Как всякий мальчишка, я польстился на военную форму: наверно на сияние красивых новеньких погон – в тот момент я не думал ни о чем другом и, разумеется, не имел никакого понятия о том, что эта женщина носила когда-то меня под сердцем.
Конечно, мама Таня тут же простила меня, как прощают все матери своим детям. Но она знала: быть вместе теперь нам оставалось недолго. И плакала от предстоящего неизбежного расставания со мной. К печали примешивалась и радость: она радовалась тому, что все мытарства позади и у нее не будет больше болеть душа от неизвестности, от постоянной тревоги за ребенка, на которого она не имеет никаких прав.

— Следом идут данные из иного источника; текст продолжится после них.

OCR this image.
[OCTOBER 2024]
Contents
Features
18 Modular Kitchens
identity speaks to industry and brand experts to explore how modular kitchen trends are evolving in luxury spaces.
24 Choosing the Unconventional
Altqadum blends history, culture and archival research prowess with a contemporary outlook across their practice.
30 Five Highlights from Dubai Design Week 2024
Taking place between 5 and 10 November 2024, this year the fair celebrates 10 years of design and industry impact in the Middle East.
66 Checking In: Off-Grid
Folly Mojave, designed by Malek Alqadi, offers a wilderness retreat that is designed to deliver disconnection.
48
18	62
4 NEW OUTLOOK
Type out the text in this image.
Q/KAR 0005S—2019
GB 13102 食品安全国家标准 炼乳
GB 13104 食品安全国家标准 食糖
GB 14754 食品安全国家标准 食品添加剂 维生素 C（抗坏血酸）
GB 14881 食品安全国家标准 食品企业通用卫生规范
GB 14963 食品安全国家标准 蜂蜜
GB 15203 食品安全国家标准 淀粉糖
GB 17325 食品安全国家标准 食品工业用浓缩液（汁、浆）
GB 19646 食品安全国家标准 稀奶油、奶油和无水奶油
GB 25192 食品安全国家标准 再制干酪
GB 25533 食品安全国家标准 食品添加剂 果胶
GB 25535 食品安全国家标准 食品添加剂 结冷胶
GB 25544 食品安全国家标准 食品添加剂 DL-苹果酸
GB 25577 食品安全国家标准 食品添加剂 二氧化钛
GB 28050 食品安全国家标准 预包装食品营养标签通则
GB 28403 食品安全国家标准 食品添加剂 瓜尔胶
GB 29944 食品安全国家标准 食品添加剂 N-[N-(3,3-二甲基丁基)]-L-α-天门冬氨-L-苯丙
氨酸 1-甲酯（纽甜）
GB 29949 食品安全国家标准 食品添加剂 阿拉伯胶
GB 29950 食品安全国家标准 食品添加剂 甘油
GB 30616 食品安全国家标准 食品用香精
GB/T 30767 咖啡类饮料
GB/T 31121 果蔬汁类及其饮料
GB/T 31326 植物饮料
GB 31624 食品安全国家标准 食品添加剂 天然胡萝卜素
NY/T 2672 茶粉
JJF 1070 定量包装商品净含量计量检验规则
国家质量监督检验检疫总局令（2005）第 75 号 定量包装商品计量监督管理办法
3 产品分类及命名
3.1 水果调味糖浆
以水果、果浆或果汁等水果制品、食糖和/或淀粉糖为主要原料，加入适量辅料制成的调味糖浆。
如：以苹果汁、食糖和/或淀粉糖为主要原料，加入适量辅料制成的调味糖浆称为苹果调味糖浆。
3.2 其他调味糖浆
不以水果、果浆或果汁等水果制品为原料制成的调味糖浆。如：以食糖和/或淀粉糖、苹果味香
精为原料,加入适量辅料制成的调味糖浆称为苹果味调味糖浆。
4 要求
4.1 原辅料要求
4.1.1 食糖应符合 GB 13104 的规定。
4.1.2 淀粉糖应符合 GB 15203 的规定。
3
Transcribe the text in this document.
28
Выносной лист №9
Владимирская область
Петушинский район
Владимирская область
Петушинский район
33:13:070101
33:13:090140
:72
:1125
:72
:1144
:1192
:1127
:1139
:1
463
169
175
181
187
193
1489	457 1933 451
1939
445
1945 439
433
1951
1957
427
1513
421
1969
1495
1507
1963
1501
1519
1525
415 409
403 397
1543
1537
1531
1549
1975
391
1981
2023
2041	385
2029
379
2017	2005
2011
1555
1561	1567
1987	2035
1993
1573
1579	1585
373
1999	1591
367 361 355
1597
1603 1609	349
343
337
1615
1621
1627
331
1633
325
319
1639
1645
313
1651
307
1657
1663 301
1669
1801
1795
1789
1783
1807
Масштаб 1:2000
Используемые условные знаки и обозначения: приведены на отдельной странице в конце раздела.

У родной матери были другие слезы – в них соединились и радость встречи с отыскавшимся её ребёнком, и горечь памяти о тех днях июня сорок первого, когда жизнь казалась еще такой ясной и простой, а начавшаяся война – короткой и победной. А у жизни были свои законы: война растянулась на долгие, страшные, кровавые годы, когда пришлось испытать кошмар окружения, голод и всюду видеть кровь, кровь… набухшие от крови бинты и гной, и запах гниющего человеческого тела, и страдания, которым не виделось конца, и смерть за смертью, много смертей, привыкать к которым тяжело, но необходимо, иначе можно сойти с ума. Она плакала, вспоминая всё это с удивлением – как же сама она после всего этого осталась жива и невредима? И дожила до встречи с сыном, так выросшим без нее и превратившимся из толстого, неуклюжего карапуза в худого, юркого мальчонку.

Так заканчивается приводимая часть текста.